L’adolescent sort alors son portable, et mitraille sous tous les angles la dépouille sans vie.
- En quittant ma Bretagne, il y a quelques mois, je ne me serais jamais attendu à avoir des sensations si fortes, ici. Tu réalises qu’en faisant notre herbier ce matin, nous avons découvert, ni plus ni moins…que le cadavre de Vladimir Poutine !
- Et comment ! Et maintenant qu’est-ce qu’on fait ? demande la jeune fille.
- Soit on dit rien, on remet le corps comme on l’avait trouvé, et on garde tout ça pour nous,
un peu égoïstement certes, mais ça peut se comprendre... Soit on raconte notre découverte.
- Pfff je sais pas moi, quel est ton avis ?
Alors que les deux écoliers tergiversent sur le choix manichéen qu’ils doivent faire, deux individus en tenues paramilitaires et masqués se présentent dans leur dos, puis posent des mouchoirs imbibés de gaz soporifique sur leur nez, les plongeant ipso facto dans un profond sommeil.

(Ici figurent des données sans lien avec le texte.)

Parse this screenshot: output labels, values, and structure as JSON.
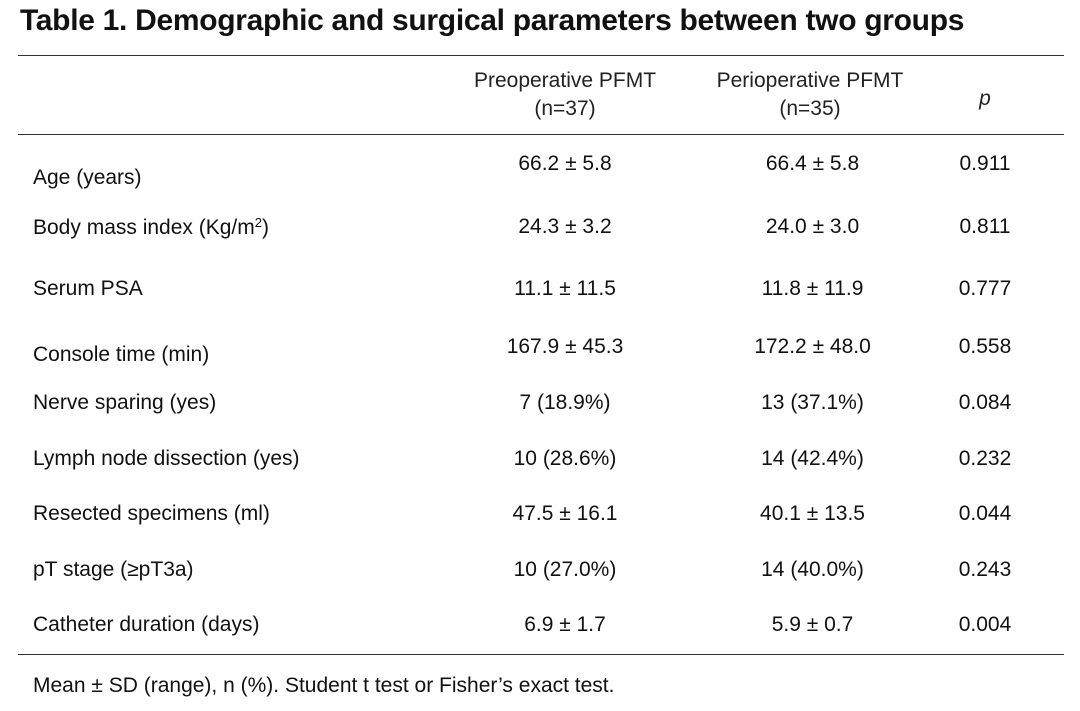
{
  "title": "Table 1. Demographic and surgical parameters between two groups",
  "columns": {
    "group1_line1": "Preoperative PFMT",
    "group1_line2": "(n=37)",
    "group2_line1": "Perioperative PFMT",
    "group2_line2": "(n=35)",
    "p": "p"
  },
  "rows": [
    {
      "label": "Age (years)",
      "g1": "66.2 ± 5.8",
      "g2": "66.4 ± 5.8",
      "p": "0.911"
    },
    {
      "label": "Body mass index (Kg/m",
      "label_sup": "2",
      "label_suffix": ")",
      "g1": "24.3 ± 3.2",
      "g2": "24.0 ± 3.0",
      "p": "0.811"
    },
    {
      "label": "Serum PSA",
      "g1": "11.1 ± 11.5",
      "g2": "11.8 ± 11.9",
      "p": "0.777"
    },
    {
      "label": "Console time (min)",
      "g1": "167.9 ± 45.3",
      "g2": "172.2 ± 48.0",
      "p": "0.558"
    },
    {
      "label": "Nerve sparing (yes)",
      "g1": "7 (18.9%)",
      "g2": "13 (37.1%)",
      "p": "0.084"
    },
    {
      "label": "Lymph node dissection (yes)",
      "g1": "10 (28.6%)",
      "g2": "14 (42.4%)",
      "p": "0.232"
    },
    {
      "label": "Resected specimens (ml)",
      "g1": "47.5 ± 16.1",
      "g2": "40.1 ± 13.5",
      "p": "0.044"
    },
    {
      "label": "pT stage (≥pT3a)",
      "g1": "10 (27.0%)",
      "g2": "14 (40.0%)",
      "p": "0.243"
    },
    {
      "label": "Catheter duration (days)",
      "g1": "6.9 ± 1.7",
      "g2": "5.9 ± 0.7",
      "p": "0.004"
    }
  ],
  "footnote": "Mean ± SD (range), n (%). Student t test or Fisher’s exact test."
}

Le réveille-matin vient de sonner dans la chambre de Frédéric.
« Ce n’était qu’un cauchemar » chuchote l’adolescent, la tête quelque peu engourdie. « Mais quel cauchemar ! Complètement surréaliste » continue-t-il de penser à voix haute.

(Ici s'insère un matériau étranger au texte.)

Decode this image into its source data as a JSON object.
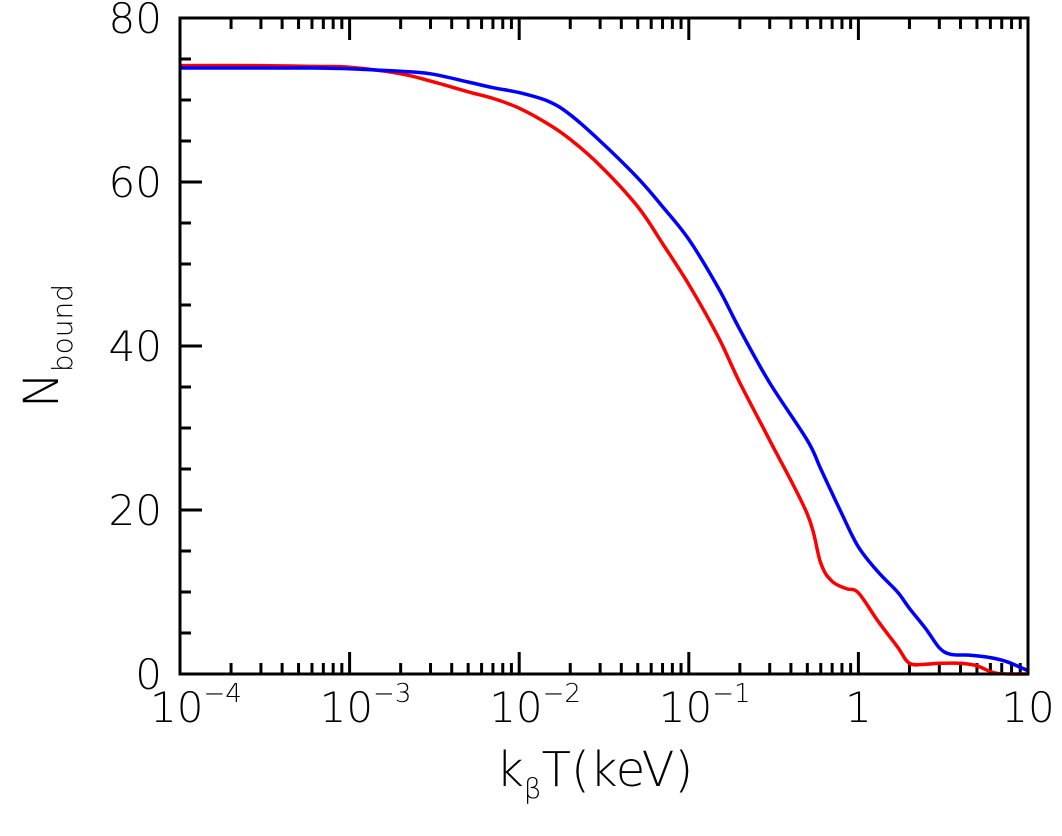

Son cœur balance entre un certain soulagement, se rendant compte que ces effroyables faits ne sont en fait jamais arrivés, mais aussi quelques regrets. Vivre une telle histoire avec Virginie, dont il est si amoureux, cela créé forcément des liens.
Sur sa table de chevet, trône la collection complète des romans d’Alexandre Dumas. Peut-être était-ce l’une des histoires rocambolesques contées par le dramaturge, qui a influencé son songe ?
Mais le rêve était si réel, que Frédéric continue de douter. Et si ce n’en était pas un ? Par acquit de conscience, il saisit son téléphone portable pour faire défiler les photos de sa galerie. Cependant sur aucune n’apparaît l’image du cadavre. « J’ai bien rêvé » pense alors le jeune homme, alors qu’une voix familière le ramène à la réalité.
- Frédéric à table ! dit la mère de l’adolescent.
Comme à l’accoutumée le samedi midi, la petite famille va s’attabler face au téléviseur alors que débute le générique du sacro-saint journal de 13h00.
« Stupeur au Kremlin et dans le monde entier, le président de la Fédération de Russie, Vladimir Poutine, est mort cette nuit, de cause pour l’instant inconnue ».
Alors que Frédéric reste bouche baie en écoutant cette Une, au même moment, une petite sonnerie retentie sur son téléphone, annonciatrice de l’arrivée d’un message, en provenance de Virginie.
Le garçon devenu livide à la lecture du texto, a beau se frotter les yeux, se pincer pour sortir d’un éventuel songe, mais cette fois-ci, il ne rêve plus.
« Tu as vu ce que j’ai vu à la télé ? Alors, on leur raconte ce qu’on a trouvé dans la colline ? ».